Du branded content en 1829

IdeAd:breguet
Je suis tombée récemment sur cette double page magazine ( tirée du Time, numéro « 100 world’s most influential people » ). Il s’agit d’une publicité pour la prestigieuse marque de montre Breguet, née en 1775…

Vous pouvez y lire comme moi que Pushkin n’hésitait pas à faire entrer la marque dans son roman, de manière avantageuse ( cette montre est un vrai compagnon qui veille ), en 1829. Il s’agit sans nul doute d’y définir un peu mieux ce personnage de dandy, de le qualifier davantage dans l’esprit du lecteur du XIX ième siècle.

Si la facture, un peu trop classique ( deuxième page très convenue, avec gros plan sur le produit, comme toujours dans l’horlogerie ), ne rend pas hommage au caractère étonnant de son contenu, cette publicité n’en demeure pas moins efficace tant la date, le prestige de l’auteur interpellent. On oublie trop souvent que les marques ne sont ni une invention du marketing, ni même du XX ième siècle. Elles font partie du quotidien des hommes depuis des lustres et c’est pour cette raison même que les plus braves d’entre elles résistent aux outrages du temps.

Par ailleurs, ce concept m’a rappellé les polémiques en 2003-2004 sur certains auteurs britanniques…

qui n’avaient pas hésité à pratiquer le placement de marques rémunéré dans leurs romans populaires ( notamment une auteur de chick lit à succès qui faisait de la voiture de son héroïne un personnage omniprésent ). 
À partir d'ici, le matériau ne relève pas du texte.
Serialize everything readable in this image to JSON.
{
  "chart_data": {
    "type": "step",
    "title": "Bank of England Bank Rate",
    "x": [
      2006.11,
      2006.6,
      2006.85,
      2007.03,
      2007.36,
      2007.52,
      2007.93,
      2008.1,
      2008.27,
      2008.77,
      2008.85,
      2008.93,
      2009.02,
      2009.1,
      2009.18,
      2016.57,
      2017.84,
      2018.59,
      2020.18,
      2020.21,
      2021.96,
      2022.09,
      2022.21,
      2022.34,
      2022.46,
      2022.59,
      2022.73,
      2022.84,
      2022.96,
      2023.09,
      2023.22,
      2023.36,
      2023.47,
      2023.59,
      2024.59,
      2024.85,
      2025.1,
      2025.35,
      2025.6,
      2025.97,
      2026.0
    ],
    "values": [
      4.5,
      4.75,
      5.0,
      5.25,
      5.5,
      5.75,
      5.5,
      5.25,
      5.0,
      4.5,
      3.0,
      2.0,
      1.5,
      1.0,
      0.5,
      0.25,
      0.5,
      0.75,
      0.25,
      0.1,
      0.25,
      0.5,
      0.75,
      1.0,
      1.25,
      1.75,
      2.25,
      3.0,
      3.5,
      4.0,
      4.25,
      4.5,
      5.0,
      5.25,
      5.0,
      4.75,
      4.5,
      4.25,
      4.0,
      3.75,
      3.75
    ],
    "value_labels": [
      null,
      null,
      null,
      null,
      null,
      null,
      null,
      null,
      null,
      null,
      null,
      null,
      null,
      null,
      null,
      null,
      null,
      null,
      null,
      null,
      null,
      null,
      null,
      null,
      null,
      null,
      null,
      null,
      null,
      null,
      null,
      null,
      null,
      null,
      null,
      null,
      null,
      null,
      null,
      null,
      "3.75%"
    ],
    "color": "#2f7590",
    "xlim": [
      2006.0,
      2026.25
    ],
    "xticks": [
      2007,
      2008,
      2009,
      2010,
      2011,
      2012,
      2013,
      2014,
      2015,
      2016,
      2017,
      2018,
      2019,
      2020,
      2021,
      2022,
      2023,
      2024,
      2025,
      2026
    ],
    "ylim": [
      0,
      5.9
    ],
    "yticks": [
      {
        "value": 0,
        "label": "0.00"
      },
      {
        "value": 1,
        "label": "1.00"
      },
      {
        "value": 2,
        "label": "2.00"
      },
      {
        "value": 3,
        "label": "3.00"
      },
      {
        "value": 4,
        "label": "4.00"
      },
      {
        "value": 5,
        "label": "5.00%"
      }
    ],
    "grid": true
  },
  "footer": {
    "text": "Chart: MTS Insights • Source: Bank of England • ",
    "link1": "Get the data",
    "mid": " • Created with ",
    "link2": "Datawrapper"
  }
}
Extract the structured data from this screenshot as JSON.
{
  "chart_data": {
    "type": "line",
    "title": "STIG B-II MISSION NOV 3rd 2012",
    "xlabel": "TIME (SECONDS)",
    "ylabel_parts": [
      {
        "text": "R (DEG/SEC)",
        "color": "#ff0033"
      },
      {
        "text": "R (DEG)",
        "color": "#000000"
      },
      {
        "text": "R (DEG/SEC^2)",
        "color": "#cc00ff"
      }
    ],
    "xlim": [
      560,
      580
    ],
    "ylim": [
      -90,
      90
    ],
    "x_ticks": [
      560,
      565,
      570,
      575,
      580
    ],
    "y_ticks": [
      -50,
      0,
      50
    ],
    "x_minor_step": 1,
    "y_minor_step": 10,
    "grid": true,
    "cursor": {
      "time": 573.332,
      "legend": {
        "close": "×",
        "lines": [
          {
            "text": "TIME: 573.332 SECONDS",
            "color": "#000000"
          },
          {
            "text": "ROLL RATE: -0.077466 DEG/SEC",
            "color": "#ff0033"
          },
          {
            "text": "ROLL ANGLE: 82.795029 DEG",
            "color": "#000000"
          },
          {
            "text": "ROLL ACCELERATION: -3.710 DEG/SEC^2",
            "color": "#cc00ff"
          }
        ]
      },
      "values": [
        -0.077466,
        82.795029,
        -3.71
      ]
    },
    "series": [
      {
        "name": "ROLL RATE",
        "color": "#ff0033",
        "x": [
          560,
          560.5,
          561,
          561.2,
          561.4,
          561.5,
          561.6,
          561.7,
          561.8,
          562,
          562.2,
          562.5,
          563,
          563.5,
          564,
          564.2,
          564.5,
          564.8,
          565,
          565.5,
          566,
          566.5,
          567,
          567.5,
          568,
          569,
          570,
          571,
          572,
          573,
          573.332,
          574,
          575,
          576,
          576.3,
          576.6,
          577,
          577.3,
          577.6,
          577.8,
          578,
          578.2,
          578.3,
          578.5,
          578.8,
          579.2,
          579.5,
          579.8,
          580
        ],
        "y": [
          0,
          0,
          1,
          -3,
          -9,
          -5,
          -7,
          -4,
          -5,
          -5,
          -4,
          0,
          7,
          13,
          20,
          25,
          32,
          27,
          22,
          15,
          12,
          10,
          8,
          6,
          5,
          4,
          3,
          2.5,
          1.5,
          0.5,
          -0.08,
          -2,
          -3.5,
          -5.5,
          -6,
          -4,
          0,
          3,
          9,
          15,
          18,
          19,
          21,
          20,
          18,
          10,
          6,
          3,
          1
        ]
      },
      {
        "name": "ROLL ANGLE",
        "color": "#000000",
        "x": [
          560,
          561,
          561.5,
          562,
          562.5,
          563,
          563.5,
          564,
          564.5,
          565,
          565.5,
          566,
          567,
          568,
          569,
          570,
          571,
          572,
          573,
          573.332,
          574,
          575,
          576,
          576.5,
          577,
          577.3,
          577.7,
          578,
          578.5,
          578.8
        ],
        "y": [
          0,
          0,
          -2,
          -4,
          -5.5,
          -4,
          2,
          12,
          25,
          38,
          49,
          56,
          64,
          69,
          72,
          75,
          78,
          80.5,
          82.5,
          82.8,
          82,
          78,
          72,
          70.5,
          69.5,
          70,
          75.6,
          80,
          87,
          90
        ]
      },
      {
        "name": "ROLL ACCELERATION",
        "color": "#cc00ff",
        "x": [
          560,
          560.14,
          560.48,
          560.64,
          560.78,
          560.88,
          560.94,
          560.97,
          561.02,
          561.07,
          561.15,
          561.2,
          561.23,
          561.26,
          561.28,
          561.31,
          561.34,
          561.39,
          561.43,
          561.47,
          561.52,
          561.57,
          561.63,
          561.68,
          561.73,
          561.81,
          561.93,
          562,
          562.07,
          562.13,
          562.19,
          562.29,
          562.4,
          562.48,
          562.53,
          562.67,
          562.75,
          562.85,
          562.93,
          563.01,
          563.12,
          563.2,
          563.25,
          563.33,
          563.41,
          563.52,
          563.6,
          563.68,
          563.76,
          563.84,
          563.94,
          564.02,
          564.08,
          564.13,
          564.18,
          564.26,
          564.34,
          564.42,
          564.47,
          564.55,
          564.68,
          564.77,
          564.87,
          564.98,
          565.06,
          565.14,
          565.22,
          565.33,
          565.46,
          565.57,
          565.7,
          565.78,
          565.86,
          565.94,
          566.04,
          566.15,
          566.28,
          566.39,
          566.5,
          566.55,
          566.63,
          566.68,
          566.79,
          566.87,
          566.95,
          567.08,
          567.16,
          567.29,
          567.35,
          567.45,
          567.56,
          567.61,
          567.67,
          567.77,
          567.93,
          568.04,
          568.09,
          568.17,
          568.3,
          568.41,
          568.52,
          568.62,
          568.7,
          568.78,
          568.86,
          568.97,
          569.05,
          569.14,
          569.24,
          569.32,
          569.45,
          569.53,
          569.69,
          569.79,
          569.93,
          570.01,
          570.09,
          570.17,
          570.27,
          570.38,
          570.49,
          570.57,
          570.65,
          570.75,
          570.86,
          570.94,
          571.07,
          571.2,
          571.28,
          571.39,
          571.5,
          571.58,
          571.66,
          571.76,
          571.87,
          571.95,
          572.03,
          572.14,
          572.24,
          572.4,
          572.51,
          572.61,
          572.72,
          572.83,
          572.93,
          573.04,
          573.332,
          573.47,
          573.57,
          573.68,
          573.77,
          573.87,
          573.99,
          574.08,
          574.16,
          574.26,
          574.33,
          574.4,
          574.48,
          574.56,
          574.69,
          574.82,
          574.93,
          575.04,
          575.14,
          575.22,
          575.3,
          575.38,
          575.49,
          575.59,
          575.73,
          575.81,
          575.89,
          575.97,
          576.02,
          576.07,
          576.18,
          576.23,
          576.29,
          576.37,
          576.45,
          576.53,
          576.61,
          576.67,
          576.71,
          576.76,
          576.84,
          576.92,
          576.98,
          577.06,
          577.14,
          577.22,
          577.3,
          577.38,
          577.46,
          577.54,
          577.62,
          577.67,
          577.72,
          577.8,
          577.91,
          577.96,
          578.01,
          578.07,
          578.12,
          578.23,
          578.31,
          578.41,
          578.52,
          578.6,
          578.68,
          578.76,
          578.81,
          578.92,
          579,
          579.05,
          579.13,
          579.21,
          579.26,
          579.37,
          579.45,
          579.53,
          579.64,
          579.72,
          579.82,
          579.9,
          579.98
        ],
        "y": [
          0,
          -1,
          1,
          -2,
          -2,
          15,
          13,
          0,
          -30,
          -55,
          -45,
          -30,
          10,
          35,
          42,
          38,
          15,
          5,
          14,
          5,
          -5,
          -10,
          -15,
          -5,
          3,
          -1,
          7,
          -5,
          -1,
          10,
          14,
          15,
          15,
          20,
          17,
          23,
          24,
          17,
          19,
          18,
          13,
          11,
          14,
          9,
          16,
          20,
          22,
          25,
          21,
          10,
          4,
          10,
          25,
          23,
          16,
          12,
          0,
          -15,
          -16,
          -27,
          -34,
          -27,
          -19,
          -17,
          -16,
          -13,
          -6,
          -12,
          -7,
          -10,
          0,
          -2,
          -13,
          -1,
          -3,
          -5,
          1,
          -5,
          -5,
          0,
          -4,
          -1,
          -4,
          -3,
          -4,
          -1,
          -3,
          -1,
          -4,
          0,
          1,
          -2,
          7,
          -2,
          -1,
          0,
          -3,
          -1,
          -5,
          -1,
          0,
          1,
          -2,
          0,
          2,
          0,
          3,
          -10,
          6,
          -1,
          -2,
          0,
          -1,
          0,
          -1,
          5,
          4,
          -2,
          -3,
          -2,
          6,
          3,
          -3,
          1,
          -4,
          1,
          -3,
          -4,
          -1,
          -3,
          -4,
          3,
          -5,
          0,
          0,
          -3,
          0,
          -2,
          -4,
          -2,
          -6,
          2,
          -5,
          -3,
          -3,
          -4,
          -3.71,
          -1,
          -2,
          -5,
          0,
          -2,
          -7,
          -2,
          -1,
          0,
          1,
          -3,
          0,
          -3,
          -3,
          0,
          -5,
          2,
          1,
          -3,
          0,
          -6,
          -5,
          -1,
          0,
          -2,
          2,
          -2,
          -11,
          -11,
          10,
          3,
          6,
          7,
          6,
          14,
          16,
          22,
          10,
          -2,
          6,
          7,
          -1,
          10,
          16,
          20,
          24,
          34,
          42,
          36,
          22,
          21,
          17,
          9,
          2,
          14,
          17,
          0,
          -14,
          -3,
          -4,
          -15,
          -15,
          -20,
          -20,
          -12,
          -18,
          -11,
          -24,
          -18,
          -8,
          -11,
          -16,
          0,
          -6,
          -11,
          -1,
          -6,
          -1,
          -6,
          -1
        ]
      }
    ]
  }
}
Je repense aussi, non sans sourire, aux discussions enflammées de certaines table-rondes organisées par l’APFTQ ( Association des Producteurs de film et télévision du Québec ) auxquelles j’ai participé : on y débattait de l’intrusion des marques dans les séries télé québécoises, du placement de produit « créatif » concocté par certaines agences pour leurs clients. Déjà, de nombreux producteurs soulevaient l’absolue nécessité économique de cette pratique mais surtout ( et les scénaristes en convenaient aussi ), de l’absolue nécessité d’avoir une présence « naturelle » des marques dans les programmes télévisés, sous peine d’avoir l’air d’une série soviétique déconnectée de l’époque.

J’aurais bien aimé alors montrer cette pub : si Pushkin le faisait il y a presque 2 siècles, pourquoi diable ne le ferait-on pas aujourd’hui, alors que les individus définissent une bonne partie de leur personnalité/ idendité grâce aux marques qu’ils consomment ?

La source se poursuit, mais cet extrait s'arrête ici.